How to construct a semi-group over a non-numerical set?

Question

A semigroup is a set, e.g. $X$, with an associative binary operation, e.g. $\star$. That is for all $x,y,z \in X$, $(x \star y) \star z = x \star (y \star z)$.

I have seen some abstract algebraic books, but there are no examples for a non-numerical set. In other words, let $X = \{ a,b,c,d,e,f \}$. If we represent $\star$ by a table as follow

  *   a   b   c   d   e   f  
 ----------------------------
  a | . | . | . | . | . | . |
  b | . | . | . | . | . | . |
  c | . | . | . | . | . | . |
  d | . | . | . | . | . | . |
  e | . | . | . | . | . | . |
  f | . | . | . | . | . | . |
 ----------------------------

then what should I put in the table above instead of dots? In other words, what this matrix like representation should look like?

I am new to abstract algebra with a CS background.

Answer 1

Here's one way:

  *   a   b   c   d   e   f  
 ----------------------------
  a | a | a | a | a | a | a |
  b | a | a | a | a | a | a |
  c | a | a | a | a | a | a |
  d | a | a | a | a | a | a |
  e | a | a | a | a | a | a |
  f | a | a | a | a | a | a |
 ----------------------------

and as it says in one of the comments there are 15972 other semigroups with 6 elements (up to isomorphism and anti-isomorphism.

You said:

But I am generally interested to know the properties, if there are any in general, of this tabular representation so that (X,⋆) is a semigroup!

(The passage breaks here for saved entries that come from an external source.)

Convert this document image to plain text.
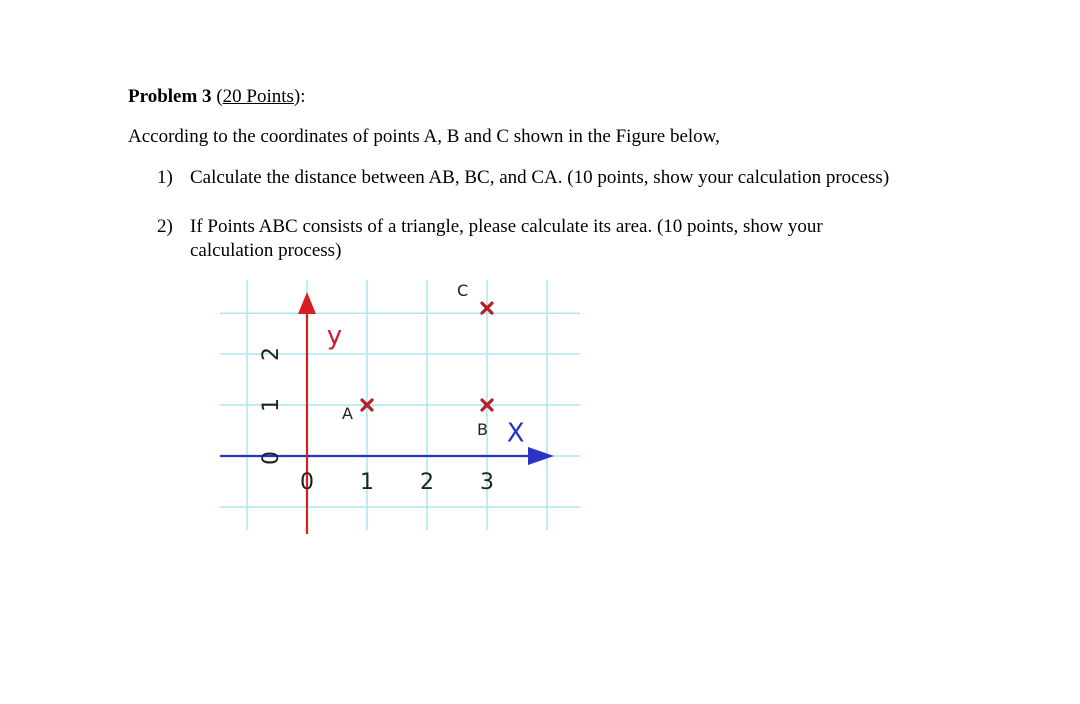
Problem 3 (20 Points):
According to the coordinates of points A, B and C shown in the Figure below,
1) Calculate the distance between AB, BC, and CA. (10 points, show your calculation process)
2) If Points ABC consists of a triangle, please calculate its area. (10 points, show your calculation process)
y
X
0 1 2 3
0
1
2
A
B
C
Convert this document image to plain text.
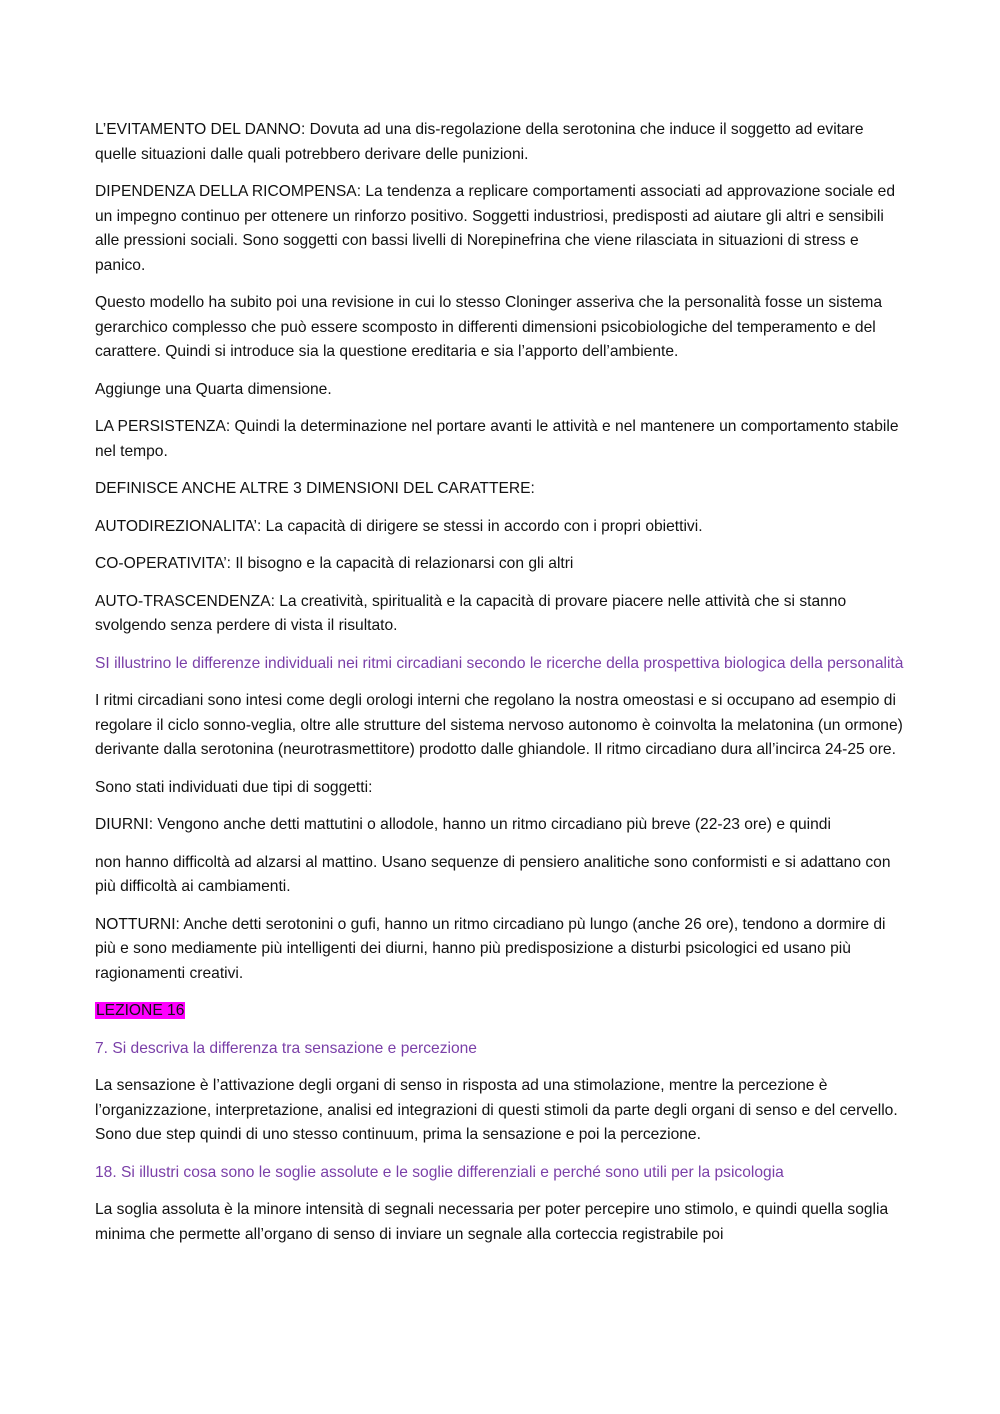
L’EVITAMENTO DEL DANNO: Dovuta ad una dis-regolazione della serotonina che induce il soggetto ad evitare quelle situazioni dalle quali potrebbero derivare delle punizioni.

DIPENDENZA DELLA RICOMPENSA: La tendenza a replicare comportamenti associati ad approvazione sociale ed un impegno continuo per ottenere un rinforzo positivo. Soggetti industriosi, predisposti ad aiutare gli altri e sensibili alle pressioni sociali. Sono soggetti con bassi livelli di Norepinefrina che viene rilasciata in situazioni di stress e panico.

Questo modello ha subito poi una revisione in cui lo stesso Cloninger asseriva che la personalità fosse un sistema gerarchico complesso che può essere scomposto in differenti dimensioni psicobiologiche del temperamento e del carattere. Quindi si introduce sia la questione ereditaria e sia l’apporto dell’ambiente.

Aggiunge una Quarta dimensione.

LA PERSISTENZA: Quindi la determinazione nel portare avanti le attività e nel mantenere un comportamento stabile nel tempo.

DEFINISCE ANCHE ALTRE 3 DIMENSIONI DEL CARATTERE:

AUTODIREZIONALITA’: La capacità di dirigere se stessi in accordo con i propri obiettivi.

CO-OPERATIVITA’: Il bisogno e la capacità di relazionarsi con gli altri

AUTO-TRASCENDENZA: La creatività, spiritualità e la capacità di provare piacere nelle attività che si stanno svolgendo senza perdere di vista il risultato.

SI illustrino le differenze individuali nei ritmi circadiani secondo le ricerche della prospettiva biologica della personalità

I ritmi circadiani sono intesi come degli orologi interni che regolano la nostra omeostasi e si occupano ad esempio di regolare il ciclo sonno-veglia, oltre alle strutture del sistema nervoso autonomo è coinvolta la melatonina (un ormone) derivante dalla serotonina (neurotrasmettitore) prodotto dalle ghiandole. Il ritmo circadiano dura all’incirca 24-25 ore.

Sono stati individuati due tipi di soggetti:

DIURNI: Vengono anche detti mattutini o allodole, hanno un ritmo circadiano più breve (22-23 ore) e quindi

non hanno difficoltà ad alzarsi al mattino. Usano sequenze di pensiero analitiche sono conformisti e si adattano con più difficoltà ai cambiamenti.

NOTTURNI: Anche detti serotonini o gufi, hanno un ritmo circadiano pù lungo (anche 26 ore), tendono a dormire di più e sono mediamente più intelligenti dei diurni, hanno più predisposizione a disturbi psicologici ed usano più ragionamenti creativi.

LEZIONE 16

7. Si descriva la differenza tra sensazione e percezione

La sensazione è l’attivazione degli organi di senso in risposta ad una stimolazione, mentre la percezione è l’organizzazione, interpretazione, analisi ed integrazioni di questi stimoli da parte degli organi di senso e del cervello. Sono due step quindi di uno stesso continuum, prima la sensazione e poi la percezione.

18. Si illustri cosa sono le soglie assolute e le soglie differenziali e perché sono utili per la psicologia

La soglia assoluta è la minore intensità di segnali necessaria per poter percepire uno stimolo, e quindi quella soglia minima che permette all’organo di senso di inviare un segnale alla corteccia registrabile poi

One answer is the obvious one: the multiplication defined by the table has to be associative.

Another answer might be: there is a result in this paper stating that almost all semigroups of order $n$ are 3-nilpotent, where almost all means that the proportion of semigroups with this property tends to $1$ as the order tends to infinity.

A semigroup $S$ is 3-nilpotent if there exists an element $0\in S$ such that $xyz=0$ for all $x,y,z\in S$.

One reason there are so many semigroups with this property is that their multiplication tables are very easy to define:

1. Choose a zero element, let's say $e$ in the example with 6 elements;
2. Choose a set of elements including $e$, say, $\{a,b\}$ in our example, and make every product of these elements equal to the zero element $e$;
3. Define the product of any other two elements to be equal to any of the elements from step 2.

The object with multiplication defined by this construction is always a semigroup, since the product of any 3 elements, written $x(yz)$ or $(xy)z$ is the zero element.

For example,

  *   a   b   c   d   e   f  
 ----------------------------
  a | e | e | a | a | e | a |
  b | e | e | a | a | e | a |
  c | a | a | a | a | e | b |
  d | a | a | a | a | e | a |
  e | e | e | e | e | e | e |
  f | a | b | b | a | e | a |
 ----------------------------

defines an associative multiplication on the set $\{a,b,c,d,e,f\}$.

The number of 3 nilpotent converges to the number of semigroups (up to isomorphism and anti-isomorphism) quite quickly:

$$ \begin{array}{l|l|l|l|l|l|l|l|l} n&1&2&3&4&5&6&7&8\\\hline \text{number of semigroups}&1& 4& 18& 126& 1160& 15973& 836021& 1843120128\\ \text{number of 3-nilpotent semigroups}& 0& 0& 1& 8& 84& 2660& 609797& 1831687022\\ \end{array} $$

So by $n=8$, 99% of the semigroups are 3-nilpotent.